Gdy Putin zdobył władzę, miałem 15 lat, ale już wtedy rozumiałem, że nic dobrego z tego nie będzie. Niestety ludzie w Rosji są bierni. Ignorowali sygnały - przyznaje Gieorgij Nurmanow, Rosjanin pomagający Ukraińcom.
- Ta wojna wybuchła tylko dlatego, że Rosjanie - przez ostatnie 22 lata - nie dali rady powstrzymać Putina, pułkownika KGB - ocenia w "Rozmowach polsko-niepolskich" Gieorgij Nurmanow z Inicjatywy Rosjanie dla Ukrainy oraz założyciel stowarzyszenia Za Wolną Rosję. Nurmanow jest obywatelem Rosji, od prawie dekady mieszka w Polsce. Powód? Działalność opozycyjna.
Chociaż nie widać końca wojny w Ukrainie, jest przekonany, że po niej zobaczymy nową, lepszą Rosję. Bez Putina i jego ludzi.
Jacek Tacik: Spalił pan paszport?
Gieorgij Nurmanow: Nie, a po co? Nie mam przecież innego. A bez dokumentu mógłbym mieć tu problemy. Zresztą palenie paszportów to gest. Może ważny, ale jednak gest, za którym nic nie idzie.

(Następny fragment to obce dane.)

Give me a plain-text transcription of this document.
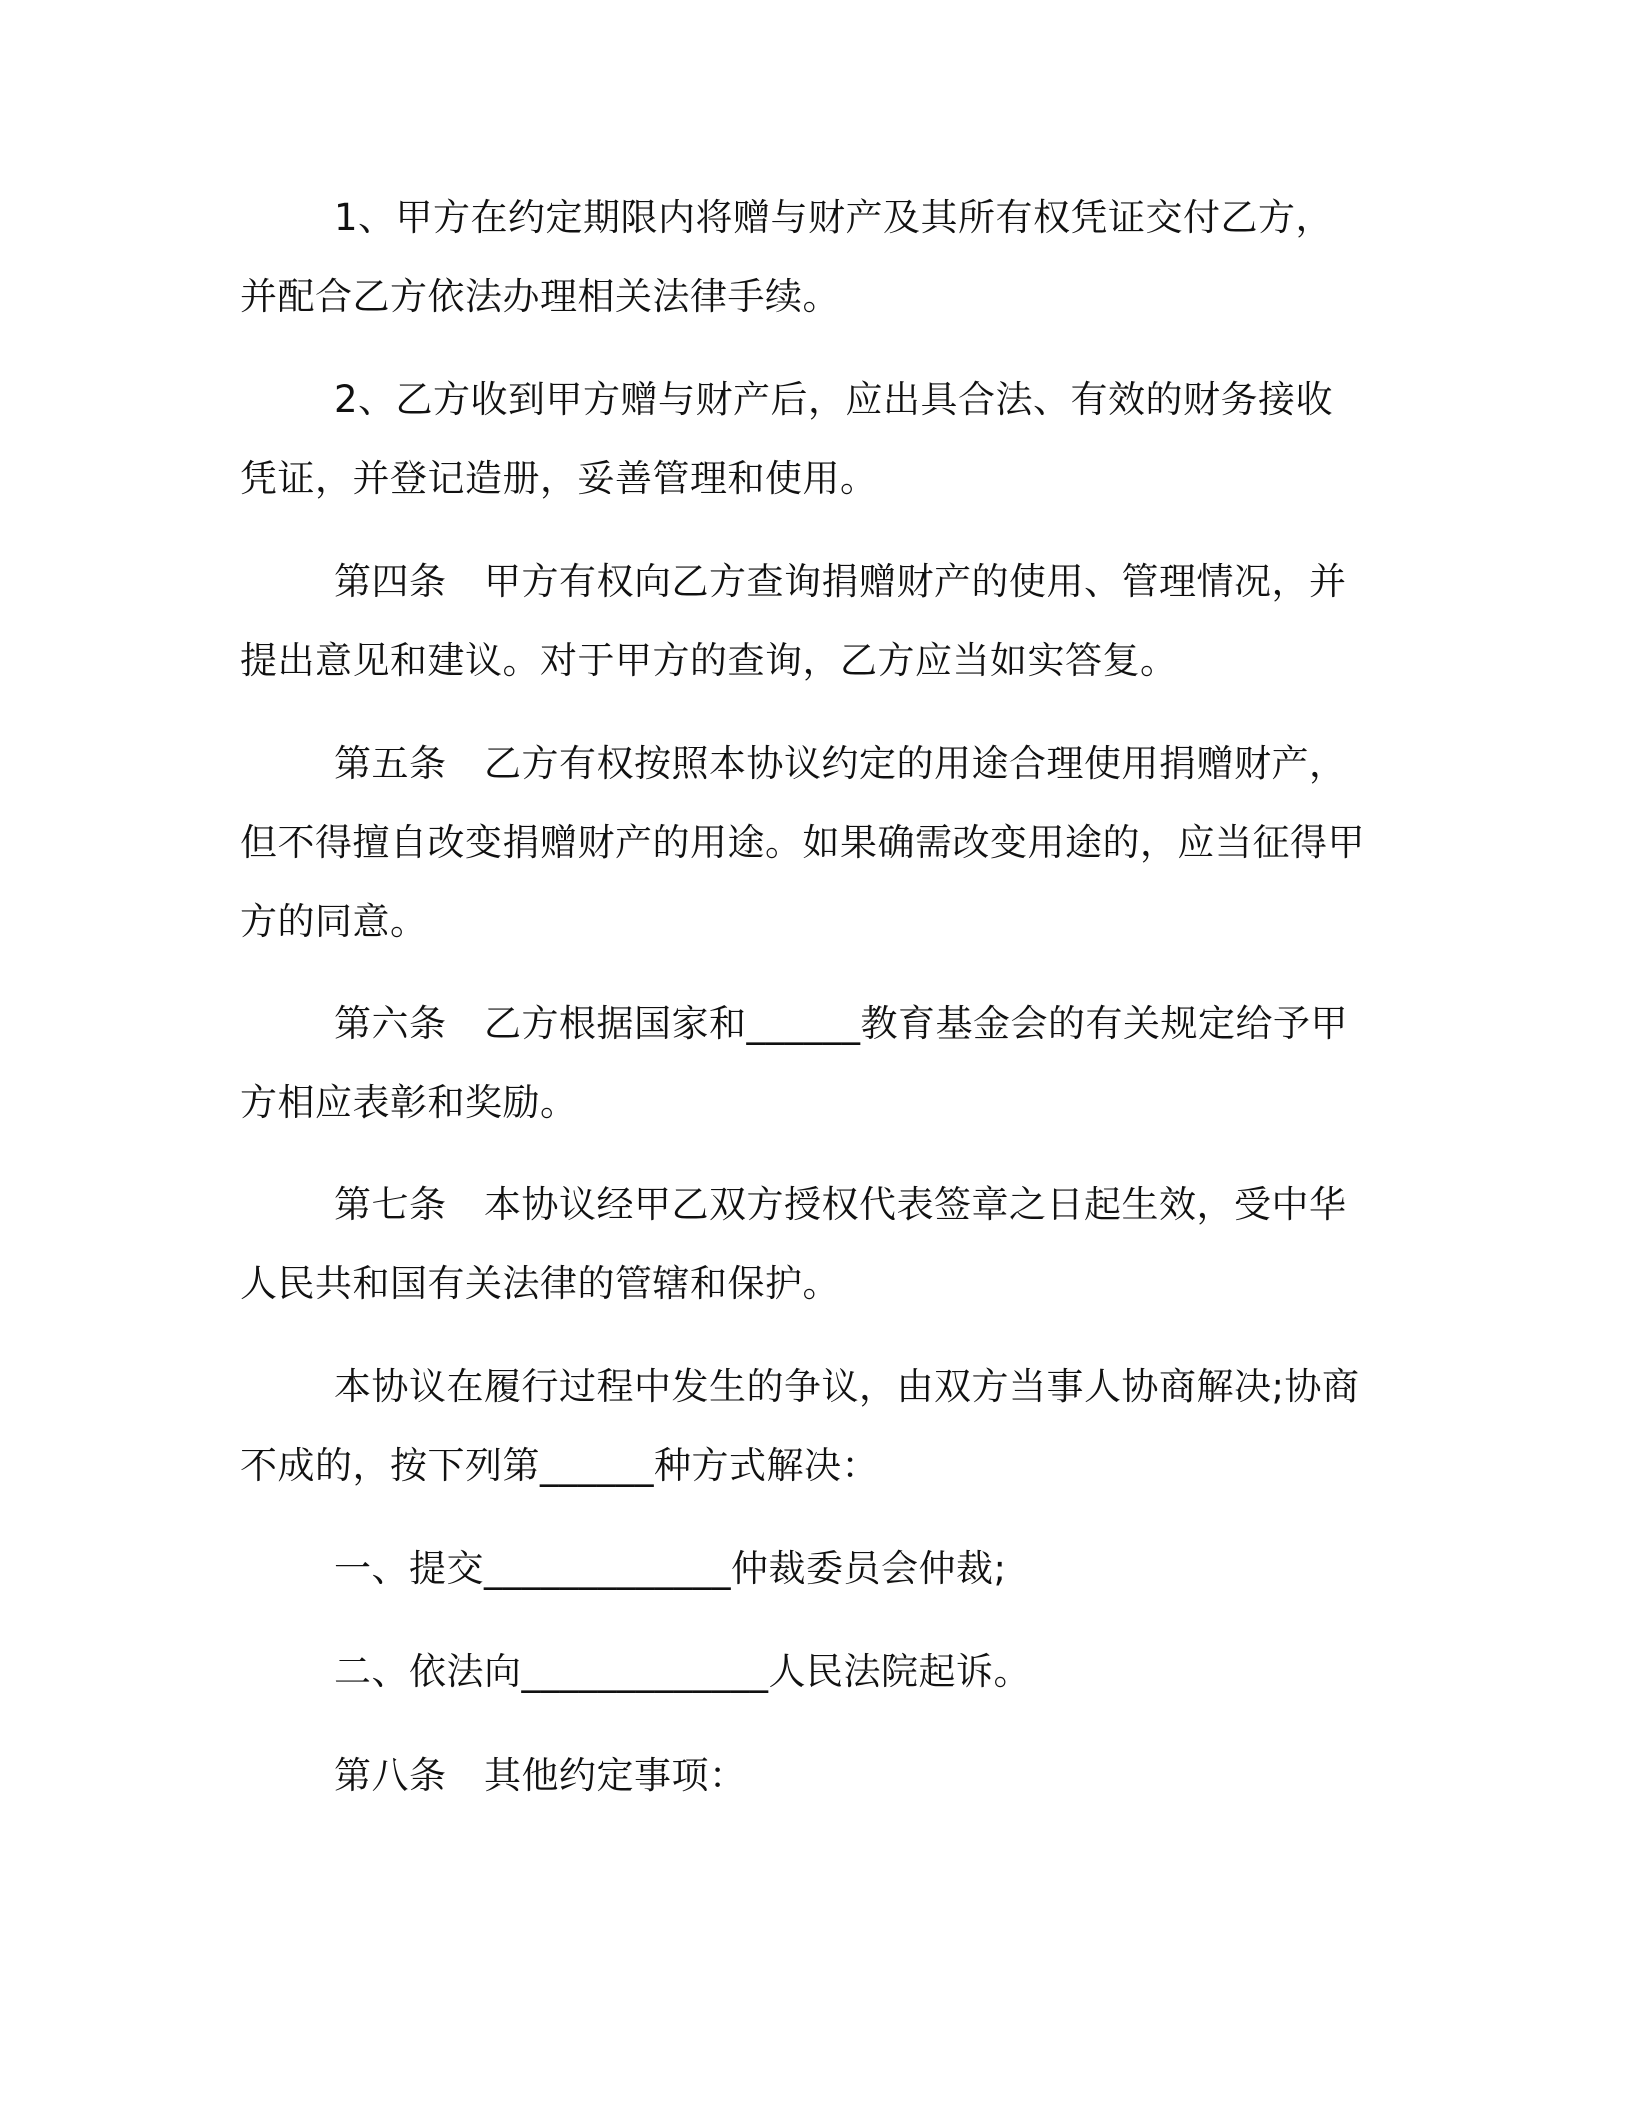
1、甲方在约定期限内将赠与财产及其所有权凭证交付乙方，并配合乙方依法办理相关法律手续。

2、乙方收到甲方赠与财产后，应出具合法、有效的财务接收凭证，并登记造册，妥善管理和使用。

第四条　甲方有权向乙方查询捐赠财产的使用、管理情况，并提出意见和建议。对于甲方的查询，乙方应当如实答复。

第五条　乙方有权按照本协议约定的用途合理使用捐赠财产，但不得擅自改变捐赠财产的用途。如果确需改变用途的，应当征得甲方的同意。

第六条　乙方根据国家和______教育基金会的有关规定给予甲方相应表彰和奖励。

第七条　本协议经甲乙双方授权代表签章之日起生效，受中华人民共和国有关法律的管辖和保护。

本协议在履行过程中发生的争议，由双方当事人协商解决;协商不成的，按下列第______种方式解决：

一、提交_____________仲裁委员会仲裁;

二、依法向_____________人民法院起诉。

第八条　其他约定事项：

Jeżeli zapyta mnie pan, czy odczuwam dumę z posiadania rosyjskiego paszportu, to odpowiem bez wahania, że nie, a na pewno nie w tym czasie. Jest jeszcze strach, no bo dzisiaj lepiej nie być Rosjaninem.
Strach?
Staram się odpowiadać za siebie. Zdaję sobie jednak sprawę, że jest jeszcze odpowiedzialność zbiorowa. I ona będzie. Mam nadzieję, że uda nam się wydostać z jej potrzasku po wyroku w Międzynarodowym Trybunale Wojskowym w Norymberdze, gdy odpowiedzialni za inwazję na Ukrainę odpowiedzą za swoje czyny.